I thought I needed to create a postgres user to run the database. In Apple’s system preferences it tells me an id with that name already exists. But /etc/passwd says nothing about it. Running
dscl . -list /Users UniqueID
does turn up a postgres id. I need to figure out how the Mac Directory Service thing works. Anyway, now that I know the postgres users exists I did “sudo passwd postgres” to reset the password to something I know. Turns out the “sorry” message when trying to sudo to postgres wasn’t from an incorrect password. Eureka! I needed to type “sudo su postgres” and then type *my* admin password to switch. Which kind of makes sense because my regular id isn’t allowed to switch user but my sudo admin user is.
I then changed owner of /Library/PostgreSQL recursively to postgres user. A nice easy step. (sudo chown -R postgres /Library/Post*)
Finally, I could run initdb and get prompted for the new superuser password!
I then tried to start the database and got a complaint the lock file already exists.
FATAL: lock file “/tmp/.s.PGSQL.5432.lock” already exists
HINT: Is another postmaster (PID 94) using socket file “/tmp/.s.PGSQL.5432”?bash-3.2$
Tried rebooting. Error still there. Turns out postgres automatically starts up. I went on to create a user and database using the usual commands.
Then I opened pgadmin to see if I could access the database.
Connected – maintenance db is database name.
Almost there. I used the wrong password for the id I created in postgres. (This matters because the coderanch integration tests assume a certain password. And because the one I picked I will never remember.)
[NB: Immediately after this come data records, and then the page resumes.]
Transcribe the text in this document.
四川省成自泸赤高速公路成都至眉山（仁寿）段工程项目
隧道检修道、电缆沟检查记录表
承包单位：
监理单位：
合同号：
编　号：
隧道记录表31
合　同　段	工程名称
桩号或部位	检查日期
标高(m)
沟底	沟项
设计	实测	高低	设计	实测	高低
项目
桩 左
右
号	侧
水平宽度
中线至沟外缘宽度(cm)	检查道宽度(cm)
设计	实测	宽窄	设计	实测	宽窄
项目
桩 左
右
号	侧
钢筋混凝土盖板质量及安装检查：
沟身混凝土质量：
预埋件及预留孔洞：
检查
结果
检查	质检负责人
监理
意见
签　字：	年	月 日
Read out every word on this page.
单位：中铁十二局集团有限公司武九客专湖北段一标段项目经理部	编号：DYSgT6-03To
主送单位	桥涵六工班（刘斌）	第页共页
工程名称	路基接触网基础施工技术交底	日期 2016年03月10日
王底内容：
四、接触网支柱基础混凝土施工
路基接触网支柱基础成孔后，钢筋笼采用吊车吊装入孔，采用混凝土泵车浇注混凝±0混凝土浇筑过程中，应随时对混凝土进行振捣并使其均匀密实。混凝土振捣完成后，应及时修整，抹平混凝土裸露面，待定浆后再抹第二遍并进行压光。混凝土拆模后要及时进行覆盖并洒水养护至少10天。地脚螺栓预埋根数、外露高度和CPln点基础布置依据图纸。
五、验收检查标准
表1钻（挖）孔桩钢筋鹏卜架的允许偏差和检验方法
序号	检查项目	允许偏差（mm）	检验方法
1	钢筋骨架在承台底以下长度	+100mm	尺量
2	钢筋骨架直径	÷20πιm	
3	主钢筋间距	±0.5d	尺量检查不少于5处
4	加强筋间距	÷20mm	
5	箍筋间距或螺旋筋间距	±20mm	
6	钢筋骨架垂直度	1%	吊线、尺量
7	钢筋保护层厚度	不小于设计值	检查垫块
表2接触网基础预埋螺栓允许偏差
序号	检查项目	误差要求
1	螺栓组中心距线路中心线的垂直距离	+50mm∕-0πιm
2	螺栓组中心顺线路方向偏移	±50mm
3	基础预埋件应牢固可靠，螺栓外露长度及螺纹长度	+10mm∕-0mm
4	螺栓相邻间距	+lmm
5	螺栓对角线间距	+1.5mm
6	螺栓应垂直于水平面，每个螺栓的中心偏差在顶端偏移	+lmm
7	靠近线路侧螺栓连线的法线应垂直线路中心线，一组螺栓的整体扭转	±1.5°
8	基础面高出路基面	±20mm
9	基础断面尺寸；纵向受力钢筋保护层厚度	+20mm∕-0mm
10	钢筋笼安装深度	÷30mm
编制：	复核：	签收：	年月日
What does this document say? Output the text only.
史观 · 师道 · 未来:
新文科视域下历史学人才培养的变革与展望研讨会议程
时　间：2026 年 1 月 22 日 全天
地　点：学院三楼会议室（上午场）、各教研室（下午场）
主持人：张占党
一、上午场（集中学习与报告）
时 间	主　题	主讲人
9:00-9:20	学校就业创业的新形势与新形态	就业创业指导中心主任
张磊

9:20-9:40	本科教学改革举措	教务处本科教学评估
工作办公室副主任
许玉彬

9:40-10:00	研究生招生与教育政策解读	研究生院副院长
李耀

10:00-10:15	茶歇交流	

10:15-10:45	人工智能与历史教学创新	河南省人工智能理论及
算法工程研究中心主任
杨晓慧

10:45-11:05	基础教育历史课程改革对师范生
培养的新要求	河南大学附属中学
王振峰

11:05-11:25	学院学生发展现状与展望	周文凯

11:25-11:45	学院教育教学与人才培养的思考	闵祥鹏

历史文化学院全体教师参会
alter user postgres with password ‘better_password’;
Importing data from file went smoothly.
Ongoing Little problems
- Copy paste from Eclipse doesn’t work. You have to go through textedit.
- Postgres uses shift arrow key to select a line. I wish Apple apps would all use the same convention.
Resources
- http://developer.apple.com/internet/opensource/postgres.html
- http://zanshin.net/2009/09/07/installing-postgresql-on-mac-10-6-snow-leopard/ – except for the building from source parts this was useful
Tomcat
Given how many problems I had with Postgres, I decided to follow a tutorial for Tomcat. This one was easy to understand. I know enough about the Mac to understand what the sudo is for (to be an admin.) And the rest is pure UNIX – permissions, making a symbolic link, etc.